En dépit de cette opposition, de nos jours, la demande visant à prohiber les armes nucléaires se fait toujours plus prégnante. Nombreuses sont les résolutions, notamment du Comité international de la Croix-Rouge, de l’Organisation mondiale de la santé et de l’Assemblée générale de l’ONU, qui soulignent que les armes nucléaires représentent une réelle menace pour l’existence même de l’humanité et, par conséquent, que l’unique voie à suivre est celle de leur interdiction juridique.
Depuis 2010, l’impératif humanitaire ayant prévalu dans les différents forums internationaux a consisté à mettre en avant les dangers engendrés par une détonation, que celle-ci soit volontaire, accidentelle ou malveillante. Cette approche a permis de faire émerger la conscience des États quant à l’urgence de combler le vide juridique entourant ces armes, lesquelles, comme l’a souligné la CIJ en 1996, ne sont ni autorisées ni interdites complètement et universellement par le droit international. Ainsi, à la suite de la 3e Conférence intergouvernementale sur l’impact humanitaire des armes nucléaires, qui s’est tenue à Vienne (Autriche) en 2014, un « Engagement humanitaire », invitant les parties au TNP à prendre des mesures effectives pour interdire puis éliminer les armes nucléaires, a été rallié par un nombre croissant de signataires s’élevant actuellement à 113 États.
Promouvoir la prohibition des armements nucléaires n’est pas une tâche aisée face à la détermination des puissances nucléaires et des États sous le parapluie de l’OTAN à défendre l’utilité dissuasive de ces armes pour garantir leur sécurité. Il s’agit cependant d’une priorité pour de nombreux États et organisations de la société civile pour lesquels un accord multilatéral d’interdiction s’avère indispensable. L’objectif est de créer le socle juridique qui ouvrira la porte à la seconde étape, celle de la suppression totale des armes nucléaires. Impossible, en effet, de mettre en œuvre un processus d’élimination, que l’on peut présager long et complexe, si la possession d’un arsenal atomique n’est pas préalablement proscrite.

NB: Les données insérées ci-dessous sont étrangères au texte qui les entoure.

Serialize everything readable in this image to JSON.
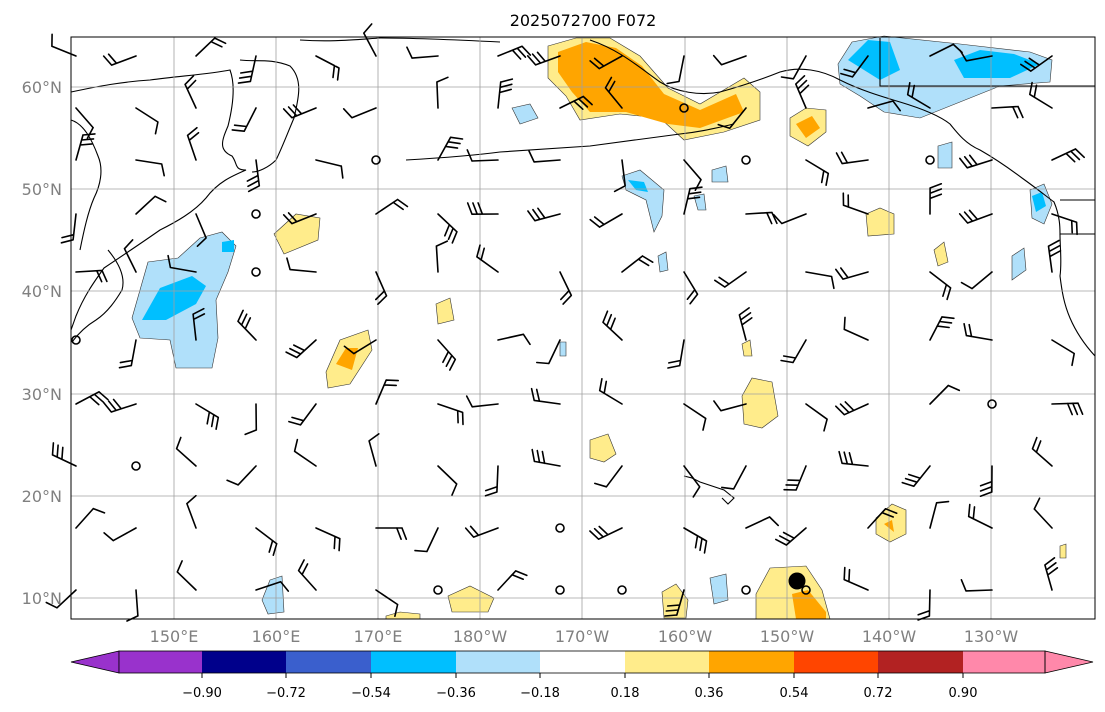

70 ans après les bombardements d’Hiroshima et Nagasaki, le monde ne saurait demeurer dans ce no man’s land juridique, entre menace d’une destruction massive et équilibre de la terreur. Accepter le statu quo actuel revient à admettre le scénario d’un retour en arrière et, ainsi, qu’un bombardement atomique puisse à nouveau se produire.
Note:
* Voir Jean-Marie COLLIN, « Risque nucléaire militaire ou désarmement nucléaire? », Revue Défense Nationale, n°782, été 2015, pp. 207-209.